I’ve had it with hectic city breaks — now I’m going slow

Forget the craze for ‘doing’ a city in 24 hours, I like an easier pace and an undemanding itinerary

The Sunday Times

Had Isaac Newton been around in the 21st century he might have noted that for every travel trend there is an equal and opposite travel trend.

So on the one hand you have “extreme day tripping” — a craze for going as far away as possible, fitting in as much as you can while you’re there, then scooting home again to be tucked up in your own bed, all within 24 hours.

It generally involves getting up hideously early, travelling on a hand-luggage-only airfare that’s about the same as the cost of a standard pub round and, crucially, not setting foot in a hotel, except possibly to soak up half an hour’s free wi-fi.
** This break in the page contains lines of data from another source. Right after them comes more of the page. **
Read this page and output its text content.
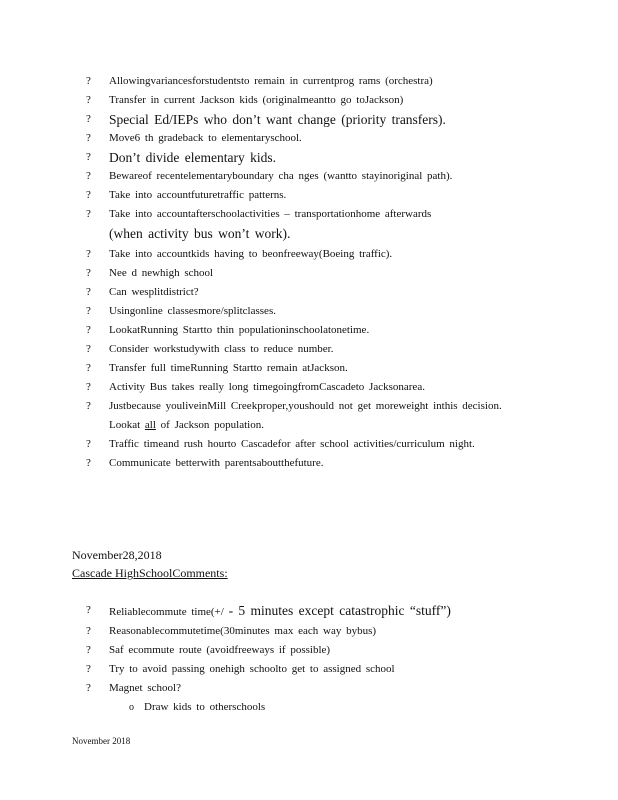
?	Allowingvariancesforstudentsto remain in currentprog rams (orchestra)
?	Transfer in current Jackson kids (originalmeantto go toJackson)
?	Special Ed/IEPs who don’t want change (priority transfers).
?	Move6 th gradeback to elementaryschool.
?	Don’t divide elementary kids.
?	Bewareof recentelementaryboundary cha nges (wantto stayinoriginal path).
?	Take into accountfuturetraffic patterns.
?	Take into accountafterschoolactivities – transportationhome afterwards
(when activity bus won’t work).
?	Take into accountkids having to beonfreeway(Boeing traffic).
?	Nee d newhigh school
?	Can wesplitdistrict?
?	Usingonline classesmore/splitclasses.
?	LookatRunning Startto thin populationinschoolatonetime.
?	Consider workstudywith class to reduce number.
?	Transfer full timeRunning Startto remain atJackson.
?	Activity Bus takes really long timegoingfromCascadeto Jacksonarea.
?	Justbecause youliveinMill Creekproper,youshould not get moreweight inthis decision. Lookat all of Jackson population.
?	Traffic timeand rush hourto Cascadefor after school activities/curriculum night.
?	Communicate betterwith parentsaboutthefuture.
November28,2018
Cascade HighSchoolComments:
?	Reliablecommute time(+/ - 5 minutes except catastrophic “stuff”)
?	Reasonablecommutetime(30minutes max each way bybus)
?	Saf ecommute route (avoidfreeways if possible)
?	Try to avoid passing onehigh schoolto get to assigned school
?	Magnet school?
o Draw kids to otherschools
November 2018
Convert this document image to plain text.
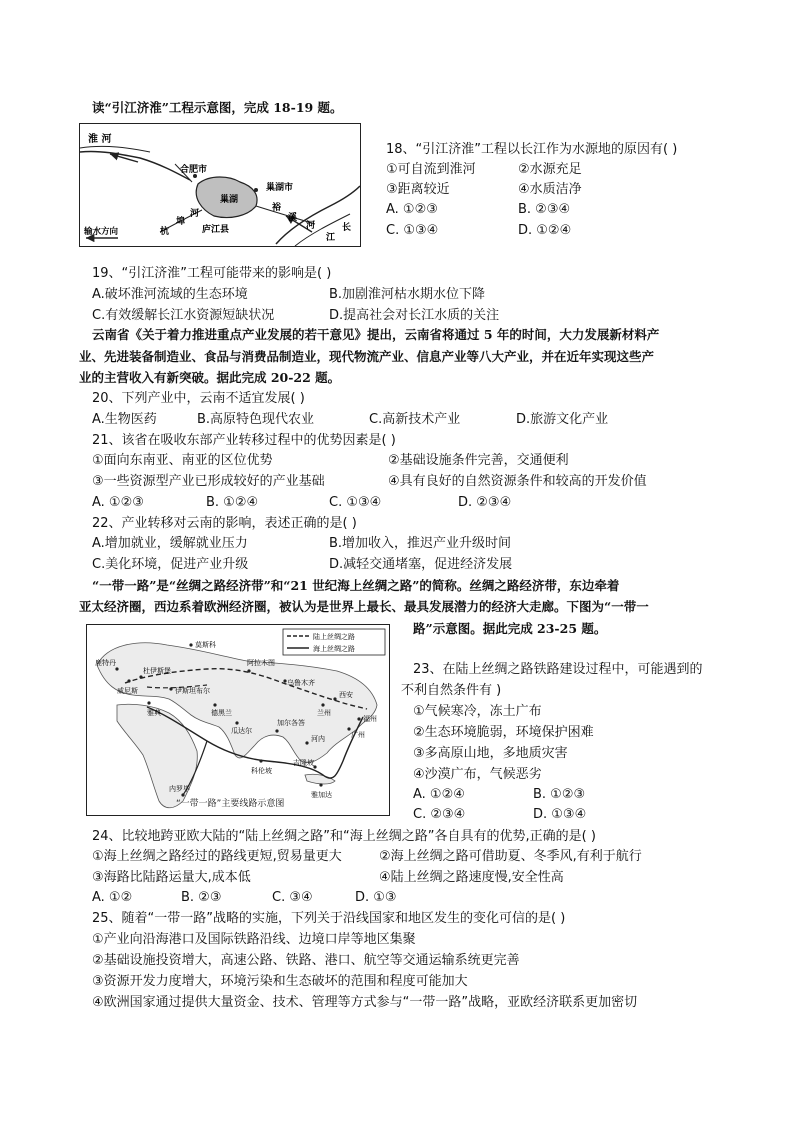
读“引江济淮”工程示意图，完成 18-19 题。
淮 河
合肥市
巢湖市
巢湖
河
杭
埠
庐江县
裕
溪
河
江
长
输水方向
18、“引江济淮”工程以长江作为水源地的原因有( )
①可自流到淮河	②水源充足
③距离较近	④水质洁净
A. ①②③	B. ②③④
C. ①③④	D. ①②④
19、“引江济淮”工程可能带来的影响是( )
A.破坏淮河流域的生态环境	B.加剧淮河枯水期水位下降
C.有效缓解长江水资源短缺状况	D.提高社会对长江水质的关注
云南省《关于着力推进重点产业发展的若干意见》提出，云南省将通过 5 年的时间，大力发展新材料产
业、先进装备制造业、食品与消费品制造业，现代物流产业、信息产业等八大产业，并在近年实现这些产
业的主营收入有新突破。据此完成 20-22 题。
20、下列产业中，云南不适宜发展( )
A.生物医药	B.高原特色现代农业	C.高新技术产业	D.旅游文化产业
21、该省在吸收东部产业转移过程中的优势因素是( )
①面向东南亚、南亚的区位优势	②基础设施条件完善，交通便利
③一些资源型产业已形成较好的产业基础	④具有良好的自然资源条件和较高的开发价值
A. ①②③	B. ①②④	C. ①③④	D. ②③④
22、产业转移对云南的影响，表述正确的是( )
A.增加就业，缓解就业压力	B.增加收入，推迟产业升级时间
C.美化环境，促进产业升级	D.减轻交通堵塞，促进经济发展
“一带一路”是“丝绸之路经济带”和“21 世纪海上丝绸之路”的简称。丝绸之路经济带，东边牵着
亚太经济圈，西边系着欧洲经济圈，被认为是世界上最长、最具发展潜力的经济大走廊。下图为“一带一
路”示意图。据此完成 23-25 题。
陆上丝绸之路
海上丝绸之路
莫斯科
鹿特丹
威尼斯
雅典
伊斯坦布尔
杜伊斯堡
阿拉木图
乌鲁木齐
西安
兰州
福州
广州
德黑兰
瓜达尔
加尔各答
科伦坡
吉隆坡
雅加达
内罗毕
河内
“一带一路”主要线路示意图
23、在陆上丝绸之路铁路建设过程中，可能遇到的
不利自然条件有 )
①气候寒冷，冻土广布
②生态环境脆弱，环境保护困难
③多高原山地，多地质灾害
④沙漠广布，气候恶劣
A. ①②④	B. ①②③
C. ②③④	D. ①③④
24、比较地跨亚欧大陆的“陆上丝绸之路”和“海上丝绸之路”各自具有的优势,正确的是( )
①海上丝绸之路经过的路线更短,贸易量更大	②海上丝绸之路可借助夏、冬季风,有利于航行
③海路比陆路运量大,成本低	④陆上丝绸之路速度慢,安全性高
A. ①②	B. ②③	C. ③④	D. ①③
25、随着“一带一路”战略的实施，下列关于沿线国家和地区发生的变化可信的是( )
①产业向沿海港口及国际铁路沿线、边境口岸等地区集聚
②基础设施投资增大，高速公路、铁路、港口、航空等交通运输系统更完善
③资源开发力度增大，环境污染和生态破坏的范围和程度可能加大
④欧洲国家通过提供大量资金、技术、管理等方式参与“一带一路”战略，亚欧经济联系更加密切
Sales shopping in New York; lunch in Milan; an exhibition in Oslo? The world is your sleep-deprived oyster. There’s a Facebook group with hundreds of thousands of members — “You can pop to Rome for the day. It’s cheaper than going out in Britain,” one of its admins told the Mirror. And, naturally, it’s big news on TikTok.

On the other, possibly more liver-spotted hand, evidence from a number of travel companies’ reports on 2024 trends suggests that a different group of travellers is turning towards a slower sort of city trip: embracing a place with a modest set of attractions and taking as long as possible to enjoy them — what you could call “moderate mini-breaking”, as long as you were happy that it didn’t have a remotely sexy name.

La Piscine art gallery in Lille
La Piscine art gallery in Lille
ALAMY

Luton Airport found that 51 per cent of the travellers it surveyed were seeking holidays that allowed them to “disconnect and relax, like a break in the French suburbs”, which sounds quite extreme itself, albeit in a different way. The sustainable-travel specialist Byway noted that “today’s savvy traveller will know that there are canal cities beyond Amsterdam (hello Delft and Utrecht)”.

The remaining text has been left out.